Rus profesör soruyor. "Rusya'nın dış politika felsefesini
anlamak için Rus Dışişleri Bakanlığı'nın sayfasına girip, başlıca
politika metinlerini incelemeniz yeterli. Peki Türkiye'nin dış
politika felsefesini temsil eden bir metin var mı?"
Bu soru pazartesi günü, Sabah Yazarlar Kulübü olarak gittiğimiz
Rusya'da, Moskova Gazeteciler Cemiyeti'nin tarihi toplantı
salonunda yöneltildi bize.
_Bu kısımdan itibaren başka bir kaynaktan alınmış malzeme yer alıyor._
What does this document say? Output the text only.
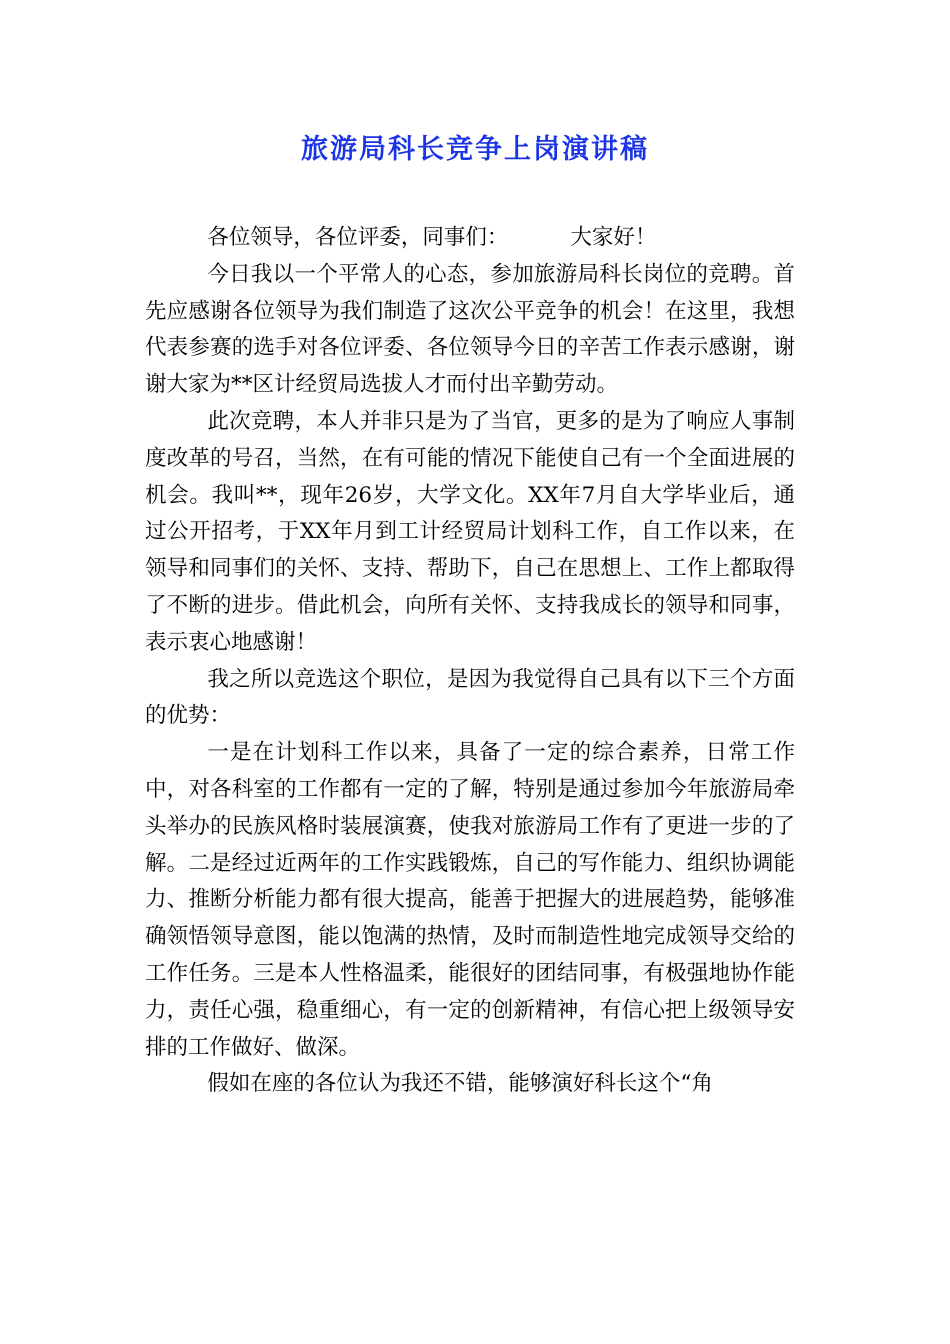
旅游局科长竞争上岗演讲稿

各位领导，各位评委，同事们：	大家好！

今日我以一个平常人的心态，参加旅游局科长岗位的竞聘。首先应感谢各位领导为我们制造了这次公平竞争的机会！在这里，我想代表参赛的选手对各位评委、各位领导今日的辛苦工作表示感谢，谢谢大家为**区计经贸局选拔人才而付出辛勤劳动。

此次竞聘，本人并非只是为了当官，更多的是为了响应人事制度改革的号召，当然，在有可能的情况下能使自己有一个全面进展的机会。我叫**，现年26岁，大学文化。XX年7月自大学毕业后，通过公开招考，于XX年月到工计经贸局计划科工作，自工作以来，在领导和同事们的关怀、支持、帮助下，自己在思想上、工作上都取得了不断的进步。借此机会，向所有关怀、支持我成长的领导和同事，表示衷心地感谢！

我之所以竞选这个职位，是因为我觉得自己具有以下三个方面的优势：

一是在计划科工作以来，具备了一定的综合素养，日常工作中，对各科室的工作都有一定的了解，特别是通过参加今年旅游局牵头举办的民族风格时装展演赛，使我对旅游局工作有了更进一步的了解。二是经过近两年的工作实践锻炼，自己的写作能力、组织协调能力、推断分析能力都有很大提高，能善于把握大的进展趋势，能够准确领悟领导意图，能以饱满的热情，及时而制造性地完成领导交给的工作任务。三是本人性格温柔，能很好的团结同事，有极强地协作能力，责任心强，稳重细心，有一定的创新精神，有信心把上级领导安排的工作做好、做深。

假如在座的各位认为我还不错，能够演好科长这个“角
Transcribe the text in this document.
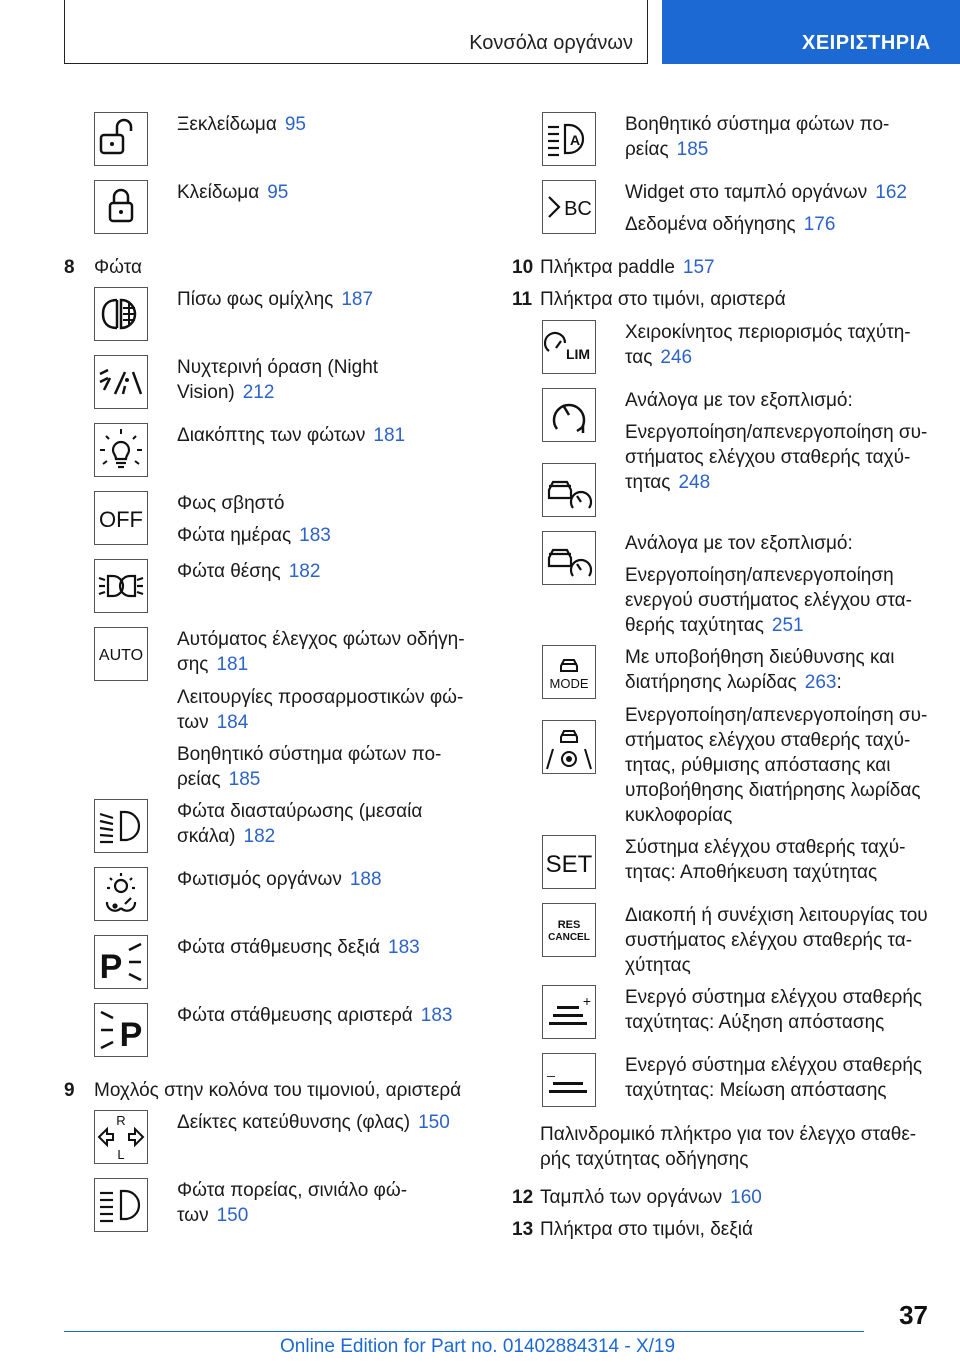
Κονσόλα οργάνων	ΧΕΙΡΙΣΤΗΡΙΑ
Ξεκλείδωμα 95
Κλείδωμα 95
8 Φώτα
Πίσω φως ομίχλης 187
Νυχτερινή όραση (Night
Vision) 212
Διακόπτης των φώτων 181
OFF
Φως σβηστό
Φώτα ημέρας 183
Φώτα θέσης 182
AUTO
Αυτόματος έλεγχος φώτων οδήγη-
σης 181
Λειτουργίες προσαρμοστικών φώ-
των 184
Βοηθητικό σύστημα φώτων πο-
ρείας 185
Φώτα διασταύρωσης (μεσαία
σκάλα) 182
Φωτισμός οργάνων 188
P
Φώτα στάθμευσης δεξιά 183
P
Φώτα στάθμευσης αριστερά 183
9 Μοχλός στην κολόνα του τιμονιού, αριστερά
R
L
Δείκτες κατεύθυνσης (φλας) 150
Φώτα πορείας, σινιάλο φώ-
των 150
A
Βοηθητικό σύστημα φώτων πο-
ρείας 185
BC
Widget στο ταμπλό οργάνων 162
Δεδομένα οδήγησης 176
10 Πλήκτρα paddle 157
11 Πλήκτρα στο τιμόνι, αριστερά
LIM
Χειροκίνητος περιορισμός ταχύτη-
τας 246
Ανάλογα με τον εξοπλισμό:
Ενεργοποίηση/απενεργοποίηση συ-
στήματος ελέγχου σταθερής ταχύ-
τητας 248
Ανάλογα με τον εξοπλισμό:
Ενεργοποίηση/απενεργοποίηση
ενεργού συστήματος ελέγχου στα-
θερής ταχύτητας 251
MODE
Με υποβοήθηση διεύθυνσης και
διατήρησης λωρίδας 263:
Ενεργοποίηση/απενεργοποίηση συ-
στήματος ελέγχου σταθερής ταχύ-
τητας, ρύθμισης απόστασης και
υποβοήθησης διατήρησης λωρίδας
κυκλοφορίας
SET
Σύστημα ελέγχου σταθερής ταχύ-
τητας: Αποθήκευση ταχύτητας
RES
CANCEL
Διακοπή ή συνέχιση λειτουργίας του
συστήματος ελέγχου σταθερής τα-
χύτητας
+ Ενεργό σύστημα ελέγχου σταθερής
ταχύτητας: Αύξηση απόστασης
_	Ενεργό σύστημα ελέγχου σταθερής
ταχύτητας: Μείωση απόστασης
Παλινδρομικό πλήκτρο για τον έλεγχο σταθε-
ρής ταχύτητας οδήγησης
12 Ταμπλό των οργάνων 160
13 Πλήκτρα στο τιμόνι, δεξιά
37
Online Edition for Part no. 01402884314 - X/19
Bundan birkaç yıl önce olsa bu soruya
bir çırpıda cevap verilirdi. Tereddüt etmeden, hepimizin tahmin
edebileceği bir kitabın ismi söylenip konu kapatılırdı. Ne var ki
bu cevap ne o gün için, ne bugün için hakikati kucaklayan bir
mukabele olmazdı. Bunun başlıca nedeni "metnin kalitesi" değil,
"ülkemizin siyasal gerçekliği."
Toplantıda da ifade ettim. Son 15 yıllık "Türk dış politikası"nı,
"Rus dış politikası" ile karşılaştırırken çok dikkatli olmak
gerekir. Benzer bir durum İran dış politikası için de geçerli. Öyle
ya da böyle siyasal sistemini tahkim etmiş, sorunsuz biçimde
işleten bir ülkenin dış politikasını formüle etme kabiliyetiyle,
siyasal sistem krizi yaşayan, bu sistem krizini her seferinde
karizmatik bir siyasi liderin müdahale becerisi ile aşan bir
ülkenin dış politikasını formüle etme imkânını karşılaştırmak doğru
değil.
Türkiye son 15 yılda muazzam bir zihniyet dönüşümü yaşadı. Öte
yandan bu süre zarfında da çok büyük mücadeleler verildi. Terör
örgütleri, kapsamlı bir uluslararası desteği de arkalarına alarak
Türkiye'yi istikrarsızlaştırmak ve bölmek için yoğun çaba
harcadılar. PKK terörüne, FETÖ terörü ve DEAŞ terörü de eklendi.
Buna rağmen mücadele sürdü ve devlet elitlerinin elinde bir
oyuncağa dönen siyasal iktidar, halkın eline geçti. Demokratikleşme
adımları Türkiye siyasal hayatının her alanına sirayet etti.